We also know that Hitler had a special aversion toward the eastern tribes, the Slavs. Indeed,
It was the people living to the east who were the objects of German mass hatred and hysteria, a legacy of hate which has bedevilled Germany’s relations with her eastern neighbors down to our own times.
Thus wrote Friedrich Heer, in The Medieval World (1961), p.358.
So the impetus of imperialism, in the German people, remains mysterious. It is clearly present, but was it reactionary, or an initial intuition? Can we say it is something other than the pressure of political circumstances? Historical German thinkers might say yes. It is essentially Teutonic. At this initial point in our assessments, however, we must note that Adolf Hitler’s own introduction ensconced any such will to power within a moral context. The right to rule (“to engage in colonial politics”), or the right to conquer (“to acquire foreign soil”), was an ipso facto proposition. That is the specious element from the beginning of Hitler’s treatise. It was as if to say, the Germans are going to rule, but for good reason. He was a dissembling demagogue, early on.
BadEagle.com will continue to explore the German problem as it relates to the white race. This is the first in a serious of short essays on “The Core of Whiteness.” We will explore (and perhaps re-define) the Jewish role in the white civilizations of the West.
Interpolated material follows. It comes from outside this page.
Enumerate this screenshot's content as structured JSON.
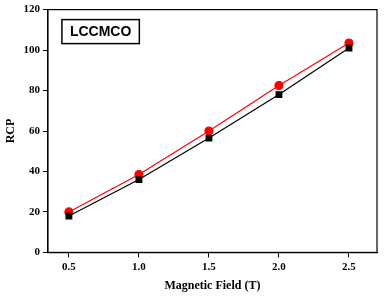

¹ “The Will to Power” is not a book, but an important philosophical concept evident in the writings of Friedrich Nietzsche, prominent in certain manuscripts which have been collected and published as a book. There are numerous web sites pertaining to Nietzsche and the Will to Power, some even presenting specific collections of quotations.
²Even in such an early socio-ethnic commentary, we see a kind of Jungian psychological archetype of perspective in which the complexity of civilization seems a burden, and the civilized mind yearns for the perceived superior life of the innocent in the wild. Such attitudes are abundant in early western European commentary on the American Indian.